Little Hopefuls Mob `Annie II' Tryouts

THEATER

THE sun will come out, not tomorrow, but any day after Oct. 2 for the girl destined to become the next Little Orphan Annie on Broadway. That's the day of the final ``Annie'' cut: three winners from each of the New York, Washington, and Los Angeles auditions for the lead role in ``Annie II: Miss Hannigan's Revenge.'' Here in Washington, where the Broadway-bound musical will have its world premi`ere Dec. 26 at the Kennedy Center Opera House, a platoon of little girls sang and tap danced their socks off in day-long auditions. Eighty six girls, many of them wearing traditional ``Annie'' red bows in their hair, lined up hopefully in the big blue and white rehearsal room, with its mirrored wall and grand piano. They were trying out for director-lyricist Martin Charnin. He was looking for someone with the qualities of the original Annie: an endearing moppet like the cartoon character, one with an Ethel Mermanesque voice and lots of Moxie.

She didn't have to be a redhead (only a dozen or so were), but she did have to be able to sing ``in a chest voice.'' Mr. Charnin at one point muttered ``with these tiny rib cages, it's hard to get a chesty voice'' as he coaxed little rivulets of sound out of some of the smaller, shyer girls.

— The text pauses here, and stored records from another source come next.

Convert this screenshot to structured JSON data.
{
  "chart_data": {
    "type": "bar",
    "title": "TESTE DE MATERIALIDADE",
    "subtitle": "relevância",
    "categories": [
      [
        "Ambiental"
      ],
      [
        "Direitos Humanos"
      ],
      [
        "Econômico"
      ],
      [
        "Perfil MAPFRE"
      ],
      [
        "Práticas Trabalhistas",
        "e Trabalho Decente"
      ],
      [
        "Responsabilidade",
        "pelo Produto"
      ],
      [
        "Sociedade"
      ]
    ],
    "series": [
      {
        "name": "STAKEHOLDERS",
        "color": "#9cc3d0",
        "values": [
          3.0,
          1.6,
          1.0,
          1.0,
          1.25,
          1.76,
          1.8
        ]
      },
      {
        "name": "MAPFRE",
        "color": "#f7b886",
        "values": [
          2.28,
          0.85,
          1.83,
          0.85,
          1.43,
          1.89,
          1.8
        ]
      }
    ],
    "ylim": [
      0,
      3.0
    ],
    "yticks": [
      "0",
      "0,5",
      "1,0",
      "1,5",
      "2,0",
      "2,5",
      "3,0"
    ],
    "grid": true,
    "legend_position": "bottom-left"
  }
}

Charnin, a grey-bearded man in a tan cardigan and chinos, marched the girls out in quartets, each to sing consecutive lines of the ``Annie'' hit song ``Tomorrow'': they sang over and over, endlessly, all morning about how ``...the sun'll come out tomorrow/Bet your bottom dollar that tomorrow there'll be sun.'' And then in the afternoon, in pairs, they sang about how when they think of a day that's gray and lonely, they just lift up their chin and grin and say ``Tomorrow, Tomorrow/ I love ya' Tomorrow/ You're only a day AWAY (high note).''

No one seemed to mind singing or hearing ``Tomorrow'' sung roughly l20 times in a day, least of all the parents. A few of the mothers coached their daughters from the sidelines, using body English for emphasis on the notes and steps. And a few had painted their small lillies: ``Somewhere underneath all this Revlon is a person,'' said Charnin as he took a towel and wiped the mascara, lipstick, and foundation off the angelic face of one blond contestant.

The girls got a real workout with dance numbers from choreographer Danny Daniels, starting with simple steps, then on to ``Tea for Two,'' and after the first cut, to complicated tap numbers that made the group look like a pint-size ``Chorus Line.''

While the girls were waiting to hear about that cut and the 30 winners chosen for the afternoon session, their nervous energy erupted. They broke out in dance like popcorn popping, and with the tappers, like firecrackers exploding. When the girls chosen were announced, there were puddles of quiet from the losers, a few tears but mostly tight faces in what for many was the first big rejection in life.

Some of the winners were already little troopers, like elfin, blond Christen Tassin, l0, of Spartanburg, S.C., who is playing Baby June in ``Gypsy,'' or 10-year-old Danielle Davy with her long red pigtails from Haymarket, Va., who's played ``Annie'' and even ``Annie Get Your Gun'' in local theater.

The girls and their families had come to Washington from Pennylvania, Kansas, Indiana, and even Texas. Redhead Tiffany Clark, ll, wearing a red-and-white striped outfit, had gotten up with her family at dawn to catch the plane, from Jacksonville, Texas, three hours from the nearest airport.

All four girls will go on to auditions in New York before the ultimate Annie is chosen, to be announced soon after Oct. 2.